O investimento chinês em pesquisa e desenvolvimento (P&D) cresceu de 0,9% do PIB em 2000 para mais de 2,6% em 2024, ultrapassando US$ 500 bilhões anuais — o segundo maior do mundo em termos absolutos. A meta de alcançar 3% até 2030 colocaria a China no patamar dos países mais intensivos em P&D do mundo.
A trajetória de investimento em P&D
O crescimento do investimento chinês em P&D é exponencial: de US$ 30 bilhões em 2000 para mais de US$ 500 bilhões em 2024. Em paridade de poder de compra, a China já é o maior investidor em P&D do mundo, superando os Estados Unidos. Cada Plano Quinquenal estabeleceu metas crescentes de intensidade de P&D.
O investimento é dividido entre setor empresarial (mais de 75%), governo (15%) e universidades (10%). Empresas como Huawei (que investe mais de US$ 20 bilhões anuais em P&D), Alibaba, Tencent e BYD são as maiores investidoras privadas. Os laboratórios nacionais e a Chinese Academy of Sciences lideram a pesquisa básica.
Resultados mensuráveis
Os resultados do investimento são visíveis: a China é líder mundial em patentes (mais de 1,5 milhão de pedidos anuais), ultrapassou os EUA em publicações científicas e lidera em áreas como 5G, energia solar, baterias e computação quântica. O país também construiu megainfraestruturas científicas como o telescópio FAST e o tokamak EAST.
O índice de inovação global (Global Innovation Index) da WIPO classifica a China consistentemente entre as 12 mais inovadoras do mundo — a única economia de renda média nesse patamar. A transição de "fábrica do mundo" para "laboratório do mundo" é evidenciada pelo aumento de patentes de alta qualidade e artigos em revistas top.
O cenário brasileiro
O Brasil investe aproximadamente 1,2% do PIB em P&D, abaixo da média mundial de 1,7% e muito distante dos 2,6% chineses. Mais preocupante, o investimento brasileiro é majoritariamente público (universidades e institutos de pesquisa), enquanto o setor privado contribui com menos de 40%.

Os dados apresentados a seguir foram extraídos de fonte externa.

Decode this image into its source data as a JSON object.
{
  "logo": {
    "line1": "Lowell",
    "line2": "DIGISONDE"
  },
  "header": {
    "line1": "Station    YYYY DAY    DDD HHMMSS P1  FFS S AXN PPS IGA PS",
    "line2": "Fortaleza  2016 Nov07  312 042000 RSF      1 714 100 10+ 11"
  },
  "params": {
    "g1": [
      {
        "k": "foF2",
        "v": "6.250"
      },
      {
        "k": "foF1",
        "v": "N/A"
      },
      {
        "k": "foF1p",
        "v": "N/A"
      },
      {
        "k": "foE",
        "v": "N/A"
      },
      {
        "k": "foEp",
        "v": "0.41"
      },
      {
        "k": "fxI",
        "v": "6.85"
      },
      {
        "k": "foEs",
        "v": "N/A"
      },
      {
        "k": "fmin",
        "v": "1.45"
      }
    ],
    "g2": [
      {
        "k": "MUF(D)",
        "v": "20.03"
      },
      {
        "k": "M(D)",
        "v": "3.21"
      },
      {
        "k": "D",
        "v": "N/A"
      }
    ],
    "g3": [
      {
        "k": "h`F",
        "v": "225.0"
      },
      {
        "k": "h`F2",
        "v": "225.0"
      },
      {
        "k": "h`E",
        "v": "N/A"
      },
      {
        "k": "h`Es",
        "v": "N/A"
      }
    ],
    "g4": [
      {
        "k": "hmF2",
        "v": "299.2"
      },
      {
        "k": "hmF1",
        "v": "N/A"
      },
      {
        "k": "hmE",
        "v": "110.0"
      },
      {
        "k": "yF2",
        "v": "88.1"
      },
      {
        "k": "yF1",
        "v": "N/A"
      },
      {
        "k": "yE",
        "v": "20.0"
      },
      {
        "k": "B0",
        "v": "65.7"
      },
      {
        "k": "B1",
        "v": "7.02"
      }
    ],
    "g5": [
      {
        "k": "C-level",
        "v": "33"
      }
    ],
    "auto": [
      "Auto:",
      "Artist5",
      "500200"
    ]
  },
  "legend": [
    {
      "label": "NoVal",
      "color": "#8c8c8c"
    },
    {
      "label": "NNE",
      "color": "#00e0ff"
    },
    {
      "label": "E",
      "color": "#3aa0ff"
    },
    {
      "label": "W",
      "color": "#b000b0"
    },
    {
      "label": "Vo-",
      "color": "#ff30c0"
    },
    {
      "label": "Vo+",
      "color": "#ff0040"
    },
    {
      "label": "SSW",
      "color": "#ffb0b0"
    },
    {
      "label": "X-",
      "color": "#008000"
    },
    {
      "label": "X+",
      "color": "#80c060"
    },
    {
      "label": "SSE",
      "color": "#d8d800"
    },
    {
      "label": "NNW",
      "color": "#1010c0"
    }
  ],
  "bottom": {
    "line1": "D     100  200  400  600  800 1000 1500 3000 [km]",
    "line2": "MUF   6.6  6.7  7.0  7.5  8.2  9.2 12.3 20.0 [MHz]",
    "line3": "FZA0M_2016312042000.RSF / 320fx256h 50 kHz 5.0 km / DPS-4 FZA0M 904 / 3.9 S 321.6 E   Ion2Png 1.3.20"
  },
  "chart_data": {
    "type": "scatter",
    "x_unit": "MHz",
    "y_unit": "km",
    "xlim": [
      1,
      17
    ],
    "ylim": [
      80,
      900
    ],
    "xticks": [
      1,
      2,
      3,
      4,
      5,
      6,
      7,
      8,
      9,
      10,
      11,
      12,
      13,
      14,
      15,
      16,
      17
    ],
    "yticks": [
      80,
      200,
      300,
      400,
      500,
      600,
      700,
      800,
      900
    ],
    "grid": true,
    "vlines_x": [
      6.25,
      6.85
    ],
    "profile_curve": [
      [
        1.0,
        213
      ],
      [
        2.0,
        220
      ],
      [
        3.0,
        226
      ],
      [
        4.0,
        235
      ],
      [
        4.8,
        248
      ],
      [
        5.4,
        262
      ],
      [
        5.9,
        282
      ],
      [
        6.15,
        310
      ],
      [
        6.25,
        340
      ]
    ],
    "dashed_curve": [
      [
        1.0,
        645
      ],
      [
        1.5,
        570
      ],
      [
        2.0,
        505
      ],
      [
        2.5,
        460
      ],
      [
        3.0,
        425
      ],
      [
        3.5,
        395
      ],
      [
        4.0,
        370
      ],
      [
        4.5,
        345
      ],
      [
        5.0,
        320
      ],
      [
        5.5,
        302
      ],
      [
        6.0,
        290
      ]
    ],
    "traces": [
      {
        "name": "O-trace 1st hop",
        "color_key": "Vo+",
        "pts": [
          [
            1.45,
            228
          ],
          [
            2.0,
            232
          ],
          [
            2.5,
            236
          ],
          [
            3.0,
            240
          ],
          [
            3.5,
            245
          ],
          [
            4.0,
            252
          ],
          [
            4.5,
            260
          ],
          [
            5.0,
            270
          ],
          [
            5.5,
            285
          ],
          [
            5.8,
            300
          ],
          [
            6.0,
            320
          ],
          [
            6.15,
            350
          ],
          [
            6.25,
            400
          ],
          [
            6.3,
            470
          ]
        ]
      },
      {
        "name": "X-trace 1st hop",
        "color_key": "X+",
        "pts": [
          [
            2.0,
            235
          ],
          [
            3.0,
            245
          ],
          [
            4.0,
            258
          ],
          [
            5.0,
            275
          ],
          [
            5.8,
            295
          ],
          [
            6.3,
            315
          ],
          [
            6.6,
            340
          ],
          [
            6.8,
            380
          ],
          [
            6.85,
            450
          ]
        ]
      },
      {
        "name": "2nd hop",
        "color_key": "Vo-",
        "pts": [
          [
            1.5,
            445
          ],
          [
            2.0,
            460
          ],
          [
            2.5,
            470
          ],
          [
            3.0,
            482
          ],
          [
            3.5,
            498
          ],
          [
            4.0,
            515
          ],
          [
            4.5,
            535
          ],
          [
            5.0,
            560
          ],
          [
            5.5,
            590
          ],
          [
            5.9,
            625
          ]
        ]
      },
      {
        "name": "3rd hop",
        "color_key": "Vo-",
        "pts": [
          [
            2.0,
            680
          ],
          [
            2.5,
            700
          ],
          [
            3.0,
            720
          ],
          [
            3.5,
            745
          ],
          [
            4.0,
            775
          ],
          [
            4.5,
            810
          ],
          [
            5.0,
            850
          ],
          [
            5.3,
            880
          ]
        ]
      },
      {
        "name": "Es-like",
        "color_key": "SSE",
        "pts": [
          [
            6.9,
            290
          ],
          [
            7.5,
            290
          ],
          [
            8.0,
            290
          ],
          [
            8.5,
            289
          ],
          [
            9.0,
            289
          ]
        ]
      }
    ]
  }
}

A Embrapa, FAPESP e centros de pesquisa como o INPE e o LNLS (Sirius) são exemplos de excelência, mas operam com orçamentos incompatíveis com a escala dos desafios nacionais. Contingenciamentos frequentes desestabilizam programas de pesquisa de longo prazo.
Lições para o Brasil
A China prova que investimento sustentado em P&D é o motor do desenvolvimento econômico no século XXI. O Brasil precisa pelo menos dobrar seu investimento em P&D como proporção do PIB, com ênfase em estimular o investimento privado através de incentivos fiscais efetivos e demanda governamental por inovação.
A estratégia chinesa de definir áreas prioritárias de P&D vinculadas a objetivos industriais e econômicos é replicável. O Brasil deveria concentrar recursos em áreas onde tem vantagem comparativa: bioeconomia, agricultura de precisão, energia renovável, saúde tropical e tecnologia para o agro.
Perguntas Frequentes (FAQ)
Quanto a China investe em P&D?
Mais de US$ 500 bilhões anuais, equivalente a 2,6% do PIB. Em paridade de poder de compra, é o maior investimento em P&D do mundo. A meta é alcançar 3% do PIB até 2030.
O Brasil investe pouco em pesquisa?
Relativamente, sim. O Brasil investe cerca de 1,2% do PIB em P&D, abaixo da média mundial (1,7%) e muito abaixo da China (2,6%). O investimento privado é particularmente baixo.
Quem mais investe em P&D na China?
O setor empresarial contribui com mais de 75% do investimento. Huawei é a maior investidora individual (mais de US$ 20 bilhões/ano), seguida por Alibaba, Tencent, BYD e outras empresas de tecnologia.
O investimento chinês em P&D gera resultados?
Sim. A China é líder mundial em patentes, publicações científicas e inovação em áreas como 5G, baterias, energia solar e computação quântica. O Global Innovation Index a classifica entre as 12 mais inovadoras.
Por que o setor privado brasileiro investe pouco em P&D?
Fatores incluem alta carga tributária, burocracia para incentivos fiscais, instabilidade econômica, mercado interno protegido (que reduz pressão competitiva) e cultura empresarial mais focada em ganhos financeiros do que em inovação tecnológica.